Leather is only animal skin, so without additional support, its cut-resistant properties are minimal at best. In those situations, you may find yarns like Kevlar® or Dyneema® to be better fits, as they’re designed to maximize cut resistance, while not being hindered by a more cumbersome design.
Curious about leather’s other great uses? Our Bad-Ass Guide to Leather Work Gloves is the only resource you’ll ever need.
#1: Comfort Is Key
One of the most underrated parts of glove selection is personal comfort. Sure, cut level, durability and price are all important things to consider but if the glove doesn’t allow for breathability and dexterity, you’ll be much less likely to actually wear it.

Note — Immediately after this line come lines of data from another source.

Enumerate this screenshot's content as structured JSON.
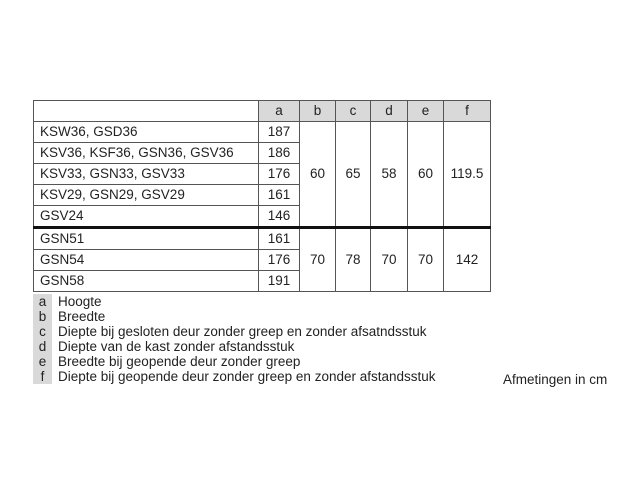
{
  "table": {
    "headers": [
      "",
      "a",
      "b",
      "c",
      "d",
      "e",
      "f"
    ],
    "group1": {
      "rows": [
        [
          "KSW36, GSD36",
          "187"
        ],
        [
          "KSV36, KSF36, GSN36, GSV36",
          "186"
        ],
        [
          "KSV33, GSN33, GSV33",
          "176"
        ],
        [
          "KSV29, GSN29, GSV29",
          "161"
        ],
        [
          "GSV24",
          "146"
        ]
      ],
      "shared": [
        "60",
        "65",
        "58",
        "60",
        "119.5"
      ]
    },
    "group2": {
      "rows": [
        [
          "GSN51",
          "161"
        ],
        [
          "GSN54",
          "176"
        ],
        [
          "GSN58",
          "191"
        ]
      ],
      "shared": [
        "70",
        "78",
        "70",
        "70",
        "142"
      ]
    }
  },
  "legend": [
    {
      "key": "a",
      "text": "Hoogte"
    },
    {
      "key": "b",
      "text": "Breedte"
    },
    {
      "key": "c",
      "text": "Diepte bij gesloten deur zonder greep en zonder afsatndsstuk"
    },
    {
      "key": "d",
      "text": "Diepte van de kast zonder afstandsstuk"
    },
    {
      "key": "e",
      "text": "Breedte bij geopende deur zonder greep"
    },
    {
      "key": "f",
      "text": "Diepte bij geopende deur zonder greep en zonder afstandsstuk"
    }
  ],
  "unit_label": "Afmetingen in cm",
  "colors": {
    "header_fill": "#d9d9d9"
  }
}
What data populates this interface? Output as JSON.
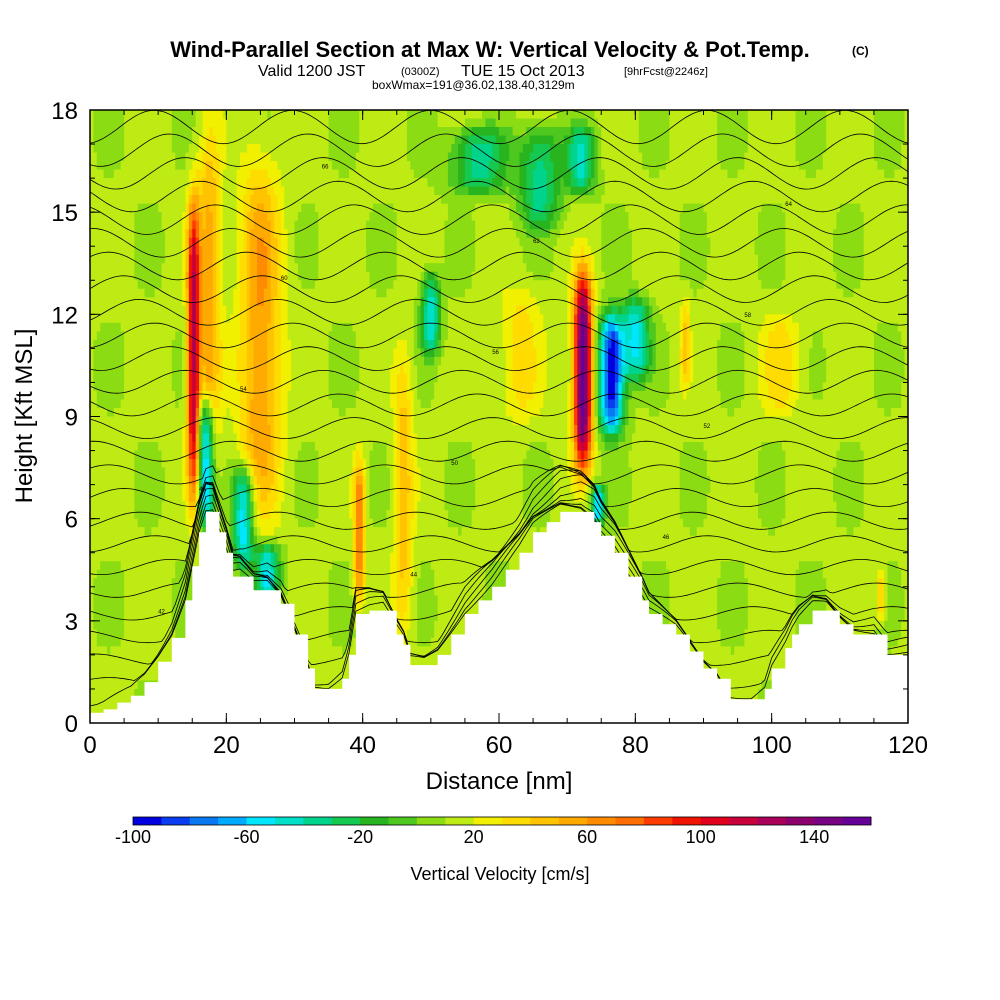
{
  "chart_data": {
    "type": "heatmap",
    "title": "Wind-Parallel Section at Max W: Vertical Velocity & Pot.Temp.",
    "title_mark": "(C)",
    "subtitle": {
      "valid": "Valid 1200 JST",
      "utc": "(0300Z)",
      "date": "TUE 15 Oct 2013",
      "forecast": "[9hrFcst@2246z]"
    },
    "info_line": "boxWmax=191@36.02,138.40,3129m",
    "xlabel": "Distance [nm]",
    "ylabel": "Height [Kft MSL]",
    "xlim": [
      0,
      120
    ],
    "ylim": [
      0,
      18
    ],
    "x_ticks": [
      "0",
      "20",
      "40",
      "60",
      "80",
      "100",
      "120"
    ],
    "y_ticks": [
      "0",
      "3",
      "6",
      "9",
      "12",
      "15",
      "18"
    ],
    "colorbar": {
      "label": "Vertical Velocity [cm/s]",
      "range": [
        -100,
        160
      ],
      "step": 10,
      "tick_labels": [
        "-100",
        "-60",
        "-20",
        "20",
        "60",
        "100",
        "140"
      ],
      "colors": [
        "#0000e0",
        "#0a3cf0",
        "#0a78f0",
        "#00aaff",
        "#00e6ff",
        "#00e0c8",
        "#00d48c",
        "#14c850",
        "#28b41e",
        "#4ec81e",
        "#8cdc14",
        "#beeb14",
        "#f0f000",
        "#ffdc00",
        "#ffc300",
        "#ffaa00",
        "#ff8c00",
        "#ff6e00",
        "#ff3c00",
        "#f01400",
        "#e0001e",
        "#c8003c",
        "#aa005a",
        "#8c006e",
        "#780082",
        "#640096"
      ]
    },
    "terrain_kft": [
      [
        0,
        0.3
      ],
      [
        2,
        0.4
      ],
      [
        4,
        0.6
      ],
      [
        6,
        0.8
      ],
      [
        8,
        1.2
      ],
      [
        10,
        1.8
      ],
      [
        12,
        2.5
      ],
      [
        14,
        3.6
      ],
      [
        15,
        4.6
      ],
      [
        16,
        5.6
      ],
      [
        17,
        6.2
      ],
      [
        18,
        6.2
      ],
      [
        19,
        5.6
      ],
      [
        20,
        5.0
      ],
      [
        21,
        4.3
      ],
      [
        22,
        4.3
      ],
      [
        24,
        3.9
      ],
      [
        26,
        3.9
      ],
      [
        28,
        3.5
      ],
      [
        30,
        2.6
      ],
      [
        32,
        1.6
      ],
      [
        33,
        1.0
      ],
      [
        35,
        1.0
      ],
      [
        37,
        1.3
      ],
      [
        38,
        2.0
      ],
      [
        39,
        3.2
      ],
      [
        41,
        3.3
      ],
      [
        43,
        3.3
      ],
      [
        45,
        2.6
      ],
      [
        46,
        2.3
      ],
      [
        47,
        1.7
      ],
      [
        49,
        1.7
      ],
      [
        51,
        2.0
      ],
      [
        53,
        2.6
      ],
      [
        55,
        3.2
      ],
      [
        57,
        3.6
      ],
      [
        59,
        4.0
      ],
      [
        61,
        4.5
      ],
      [
        63,
        5.0
      ],
      [
        65,
        5.6
      ],
      [
        67,
        5.9
      ],
      [
        69,
        6.2
      ],
      [
        72,
        6.2
      ],
      [
        74,
        5.9
      ],
      [
        75,
        5.5
      ],
      [
        77,
        5.0
      ],
      [
        79,
        4.3
      ],
      [
        81,
        3.6
      ],
      [
        82,
        3.2
      ],
      [
        84,
        2.9
      ],
      [
        86,
        2.6
      ],
      [
        88,
        2.1
      ],
      [
        90,
        1.6
      ],
      [
        92,
        1.3
      ],
      [
        94,
        0.7
      ],
      [
        97,
        0.7
      ],
      [
        99,
        1.0
      ],
      [
        100,
        1.6
      ],
      [
        102,
        2.2
      ],
      [
        103,
        2.6
      ],
      [
        104,
        2.9
      ],
      [
        106,
        3.3
      ],
      [
        108,
        3.3
      ],
      [
        110,
        2.9
      ],
      [
        112,
        2.6
      ],
      [
        115,
        2.6
      ],
      [
        117,
        2.0
      ],
      [
        120,
        2.0
      ]
    ],
    "updrafts": [
      {
        "x": 15.2,
        "ymin": 6.5,
        "ymax": 15.3,
        "w": 0.9,
        "peak": 120
      },
      {
        "x": 17.5,
        "ymin": 7.0,
        "ymax": 17.5,
        "w": 1.6,
        "peak": 55
      },
      {
        "x": 25,
        "ymin": 6.0,
        "ymax": 16.5,
        "w": 3.0,
        "peak": 60
      },
      {
        "x": 39.5,
        "ymin": 3.5,
        "ymax": 7.8,
        "w": 0.8,
        "peak": 70
      },
      {
        "x": 46,
        "ymin": 2.5,
        "ymax": 11,
        "w": 1.4,
        "peak": 45
      },
      {
        "x": 63,
        "ymin": 8.8,
        "ymax": 12.8,
        "w": 3.0,
        "peak": 35
      },
      {
        "x": 72.3,
        "ymin": 7.5,
        "ymax": 13.2,
        "w": 1.3,
        "peak": 160
      },
      {
        "x": 87.3,
        "ymin": 9.8,
        "ymax": 12.5,
        "w": 0.7,
        "peak": 40
      },
      {
        "x": 101.5,
        "ymin": 9.0,
        "ymax": 12.0,
        "w": 3.0,
        "peak": 35
      },
      {
        "x": 116,
        "ymin": 3.0,
        "ymax": 4.5,
        "w": 0.6,
        "peak": 50
      }
    ],
    "downdrafts": [
      {
        "x": 17,
        "ymin": 5.8,
        "ymax": 9.5,
        "w": 1.2,
        "peak": -80
      },
      {
        "x": 22.5,
        "ymin": 4.5,
        "ymax": 7.5,
        "w": 1.5,
        "peak": -60
      },
      {
        "x": 26,
        "ymin": 3.6,
        "ymax": 5.3,
        "w": 1.8,
        "peak": -50
      },
      {
        "x": 50,
        "ymin": 10.8,
        "ymax": 13.2,
        "w": 1.4,
        "peak": -45
      },
      {
        "x": 57,
        "ymin": 15.5,
        "ymax": 17.5,
        "w": 4.0,
        "peak": -35
      },
      {
        "x": 66,
        "ymin": 14.5,
        "ymax": 17.5,
        "w": 3.0,
        "peak": -35
      },
      {
        "x": 72,
        "ymin": 15.5,
        "ymax": 17.5,
        "w": 2.0,
        "peak": -40
      },
      {
        "x": 76.5,
        "ymin": 8.5,
        "ymax": 12.0,
        "w": 1.8,
        "peak": -100
      },
      {
        "x": 74.5,
        "ymin": 5.8,
        "ymax": 7.0,
        "w": 1.0,
        "peak": -60
      },
      {
        "x": 80,
        "ymin": 10.0,
        "ymax": 12.5,
        "w": 2.0,
        "peak": -50
      }
    ],
    "theta_contours": {
      "count": 26,
      "base": [
        0.5,
        1.0
      ],
      "top_spacing": 0.35,
      "labels": [
        "42",
        "44",
        "46",
        "48",
        "50",
        "52",
        "54",
        "56",
        "58",
        "60",
        "62",
        "64",
        "66"
      ]
    }
  }
}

As we’ve talked about before in our PPE Bible, the use of improper gloves can put you at an even greater risk for a workplace injury.
Don’t let the cutting board or the kitchen hold you back. Check out our blog on food manufacturing safety.
Proper glove sizing and all-day comfort should be top of mind for any employer when looking to protect their employees. Wearing the most effective glove for the job can help maximize your chances for success.
Hand injuries send over one million workers to the emergency room every year.